Microcalorimetry Study of the Adsorption of Asphaltenes and Asphaltene Model Compounds at the Liquid–Solid Surface

Abstract

The adsorption of an acidic polyaromatic asphaltene model compound (C5PeC11) and indigenous C6-asphaltenes onto the liquid–solid surface is studied. Model compound C5PeC11 exhibits a similar type of adsorption with a plateau adsorbed amount as C6-asphaltenes onto three surfaces (silica, calcite, and stainless steel). Model compound BisAC11, with aliphatic end groups and no acidic functionality, does not adsorb at the liquid–silica surface, indicating the importance of polar interactions on adsorption. The values of the adsorption enthalpy characterized by the ΔHz parameter (the enthalpy at zero coverage) indicate that the type of adsorption and the driving force depend on the surface, a key feature when discussing asphaltene deposition.
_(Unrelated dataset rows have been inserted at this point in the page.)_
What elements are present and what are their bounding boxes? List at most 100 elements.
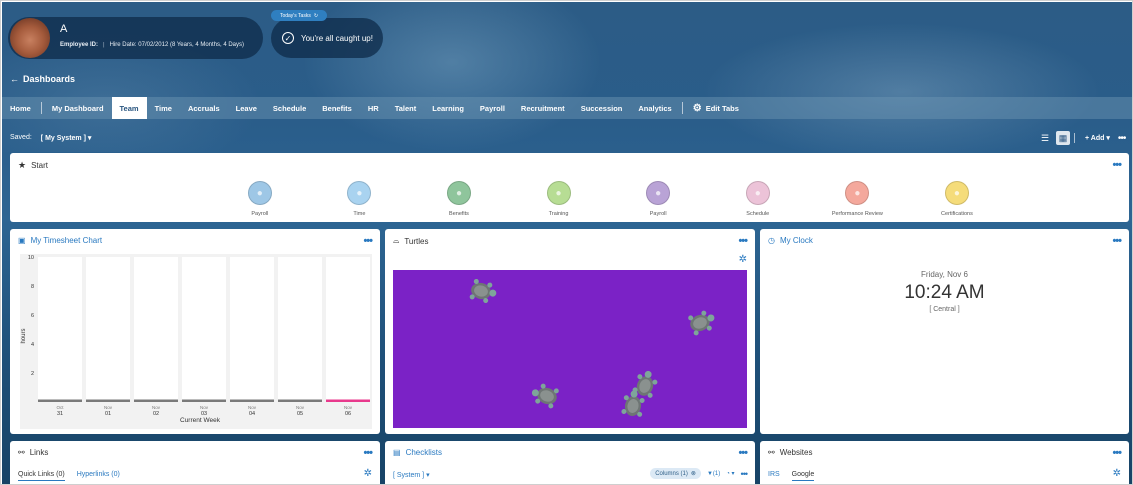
bar[interactable] (182, 399, 226, 403)
close-icon[interactable]: ⊗ (691, 470, 696, 477)
start-item-certifications[interactable]: ● Certifications (907, 181, 1007, 217)
bar[interactable] (86, 399, 130, 403)
avatar[interactable] (10, 18, 50, 58)
website-link-irs[interactable]: IRS (768, 471, 780, 481)
employee-card[interactable]: A Employee ID: | Hire Date: 07/02/2012 (… (8, 17, 263, 59)
checklists-filter-select[interactable]: [ System ] ▾ (393, 471, 430, 479)
tab-succession[interactable]: Succession (573, 97, 631, 119)
start-item-time[interactable]: ● Time (310, 181, 410, 217)
bar[interactable] (38, 399, 82, 403)
websites-settings-icon[interactable]: ✲ (1113, 468, 1121, 479)
start-item-benefits[interactable]: ● Benefits (409, 181, 509, 217)
websites-more-icon[interactable]: ••• (1112, 447, 1122, 459)
hire-date-label: Hire Date: (109, 42, 137, 48)
clock-more-icon[interactable]: ••• (1112, 235, 1122, 247)
gear-icon: ⚙ (692, 102, 702, 114)
tab-talent[interactable]: Talent (387, 97, 425, 119)
website-link-google[interactable]: Google (791, 471, 815, 481)
y-tick-label: 10 (28, 255, 34, 261)
turtles-title: ⌓ Turtles (393, 236, 428, 246)
medal-icon: ● (944, 181, 969, 205)
clock-icon: ◷ (768, 236, 775, 245)
start-more-icon[interactable]: ••• (1112, 159, 1122, 171)
hyperlinks-tab[interactable]: Hyperlinks (0) (77, 471, 120, 481)
tab-home[interactable]: Home (2, 97, 39, 119)
checklists-title[interactable]: ▤ Checklists (393, 448, 442, 457)
tab-accruals[interactable]: Accruals (180, 97, 228, 119)
pie-chart-icon[interactable]: ◔ ▾ (726, 470, 734, 477)
saved-label: Saved: (10, 134, 32, 141)
employee-name: A (60, 23, 68, 35)
turtles-more-icon[interactable]: ••• (738, 235, 748, 247)
start-item-label: Performance Review (831, 211, 883, 217)
dashboards-back-link[interactable]: ← Dashboards (10, 74, 75, 84)
start-item-schedule[interactable]: ● Schedule (708, 181, 808, 217)
x-tick-month: Nov (152, 405, 161, 410)
checklists-label: Checklists (405, 448, 443, 457)
tab-hr[interactable]: HR (360, 97, 387, 119)
bar-column (86, 257, 130, 402)
start-item-payroll[interactable]: ● Payroll (608, 181, 708, 217)
edit-tabs-button[interactable]: ⚙ Edit Tabs (685, 97, 747, 119)
more-options-icon[interactable]: ••• (1118, 133, 1126, 144)
list-view-icon[interactable]: ☰ (1038, 131, 1052, 145)
bar[interactable] (230, 399, 274, 403)
x-tick-day: 05 (297, 411, 303, 417)
start-item-payroll[interactable]: ● Payroll (210, 181, 310, 217)
turtles-canvas[interactable] (393, 270, 747, 428)
clock-title[interactable]: ◷ My Clock (768, 236, 813, 245)
tab-divider (40, 102, 42, 114)
tab-schedule[interactable]: Schedule (265, 97, 314, 119)
grid-view-icon[interactable]: ▦ (1056, 131, 1070, 145)
bar[interactable] (134, 399, 178, 403)
start-item-label: Payroll (251, 211, 269, 217)
saved-view-select[interactable]: [ My System ] ▾ (41, 134, 92, 142)
tab-benefits[interactable]: Benefits (314, 97, 360, 119)
checklist-icon: ▤ (393, 448, 401, 457)
turtles-settings-icon[interactable]: ✲ (739, 254, 747, 265)
filter-button[interactable]: ▼(1) (707, 471, 720, 477)
quick-links-tab[interactable]: Quick Links (0) (18, 471, 65, 481)
x-tick-month: Nov (296, 405, 305, 410)
add-widget-button[interactable]: + Add ▾ (1085, 134, 1110, 142)
tab-time[interactable]: Time (147, 97, 180, 119)
clock-display: Friday, Nov 6 10:24 AM [ Central ] (760, 270, 1129, 313)
links-settings-icon[interactable]: ✲ (364, 468, 372, 479)
stopwatch-icon: ● (347, 181, 372, 205)
turtles-label: Turtles (404, 236, 429, 246)
checklists-tools-more-icon[interactable]: ••• (741, 469, 749, 479)
employee-id-label: Employee ID: (60, 42, 99, 48)
refresh-icon[interactable]: ↻ (314, 13, 318, 19)
tab-payroll[interactable]: Payroll (472, 97, 513, 119)
tab-analytics[interactable]: Analytics (630, 97, 679, 119)
checklists-filter-row: [ System ] ▾ (393, 471, 430, 479)
todays-tasks-tag[interactable]: Today's Tasks ↻ (271, 10, 327, 21)
tab-leave[interactable]: Leave (228, 97, 265, 119)
bar[interactable] (326, 399, 370, 403)
links-more-icon[interactable]: ••• (363, 447, 373, 459)
calendar-icon: ● (745, 181, 770, 205)
app-window: A Employee ID: | Hire Date: 07/02/2012 (… (0, 0, 1133, 485)
timesheet-chart: Oct31Nov01Nov02Nov03Nov04Nov05Nov0624681… (20, 254, 372, 429)
start-item-label: Training (548, 211, 569, 217)
tab-learning[interactable]: Learning (424, 97, 472, 119)
start-item-training[interactable]: ● Training (509, 181, 609, 217)
checklists-more-icon[interactable]: ••• (738, 447, 748, 459)
columns-pill[interactable]: Columns (1) ⊗ (650, 468, 701, 479)
arrow-left-icon: ← (10, 74, 19, 84)
check-icon: ✓ (282, 32, 294, 44)
x-tick-month: Nov (248, 405, 257, 410)
start-item-label: Schedule (746, 211, 770, 217)
start-item-performance-review[interactable]: ● Performance Review (808, 181, 908, 217)
links-subtabs: Quick Links (0) Hyperlinks (0) (18, 471, 120, 481)
y-tick-label: 2 (31, 371, 34, 377)
edit-tabs-label: Edit Tabs (705, 103, 739, 113)
main-tabs: Home My Dashboard Team Time Accruals Leave Sch… (2, 97, 1132, 119)
bar[interactable] (278, 399, 322, 403)
clock-time: 10:24 AM (904, 282, 985, 303)
tab-team[interactable]: Team (111, 97, 147, 119)
bar-column (38, 257, 82, 402)
money-icon: ● (247, 181, 272, 205)
tab-my-dashboard[interactable]: My Dashboard (44, 97, 112, 119)
tab-recruitment[interactable]: Recruitment (513, 97, 573, 119)
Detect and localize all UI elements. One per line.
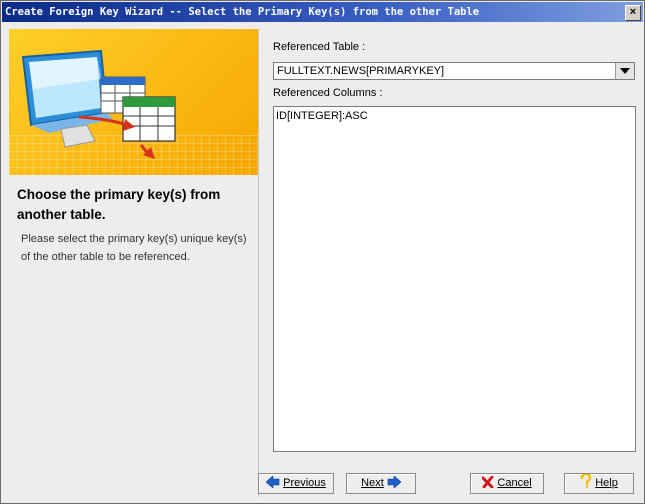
help-button-label: Help [595, 477, 618, 489]
referenced-columns-label: Referenced Columns : [273, 87, 383, 99]
referenced-table-label: Referenced Table : [273, 41, 366, 53]
wizard-info-panel: Choose the primary key(s) from another t… [9, 29, 259, 497]
chevron-down-icon [620, 68, 630, 74]
arrow-right-icon [387, 475, 402, 489]
next-button-label: Next [361, 477, 384, 489]
wizard-banner-image [9, 29, 258, 175]
cancel-button[interactable]: Cancel [470, 473, 544, 494]
cancel-x-icon [481, 475, 494, 489]
monitor-table-illustration-icon [21, 49, 176, 159]
close-button[interactable]: × [625, 5, 641, 21]
help-question-icon [580, 472, 592, 488]
referenced-columns-list[interactable]: ID[INTEGER]:ASC [273, 106, 636, 452]
arrow-left-icon [265, 475, 280, 489]
step-heading: Choose the primary key(s) from another t… [17, 187, 221, 222]
cancel-button-label: Cancel [497, 477, 532, 489]
referenced-table-value: FULLTEXT.NEWS[PRIMARYKEY] [277, 65, 445, 77]
window-title: Create Foreign Key Wizard -- Select the … [5, 6, 480, 18]
help-button[interactable]: Help [564, 472, 634, 494]
referenced-table-dropdown[interactable]: FULLTEXT.NEWS[PRIMARYKEY] [273, 62, 635, 80]
title-bar[interactable]: Create Foreign Key Wizard -- Select the … [2, 2, 643, 22]
wizard-window: Create Foreign Key Wizard -- Select the … [0, 0, 645, 504]
dropdown-arrow-button[interactable] [615, 63, 634, 79]
step-description: Please select the primary key(s) unique … [21, 233, 247, 263]
previous-button[interactable]: Previous [258, 473, 334, 494]
list-item[interactable]: ID[INTEGER]:ASC [276, 110, 368, 122]
next-button[interactable]: Next [346, 473, 416, 494]
previous-button-label: Previous [283, 477, 326, 489]
close-icon: × [629, 6, 637, 18]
The adsorption of C5PeC11 onto silica is shown to be driven primarily by H bonding (ΔHz = −34.9 kJ/mol), unlike adsorption onto calcite where polar van der Waals and acidic/basic interactions are thought to be predominant (ΔHz = −23.5 kJ/mol). Interactions between C5PeC11 and stainless steel are found to be weak (ΔHz = −7.7 kJ/mol). Comparing C6-asphaltenes and their esterified counterpart shows that adsorption at the liquid–solid surface is not influenced by the formation of H bonds. This was evidenced by the similar adsorbed amounts obtained. Finally, C5PeC11 captures, to a certain extent, the adsorption interactions of asphaltenes present at the calcite–oil and stainless steel–oil surfaces.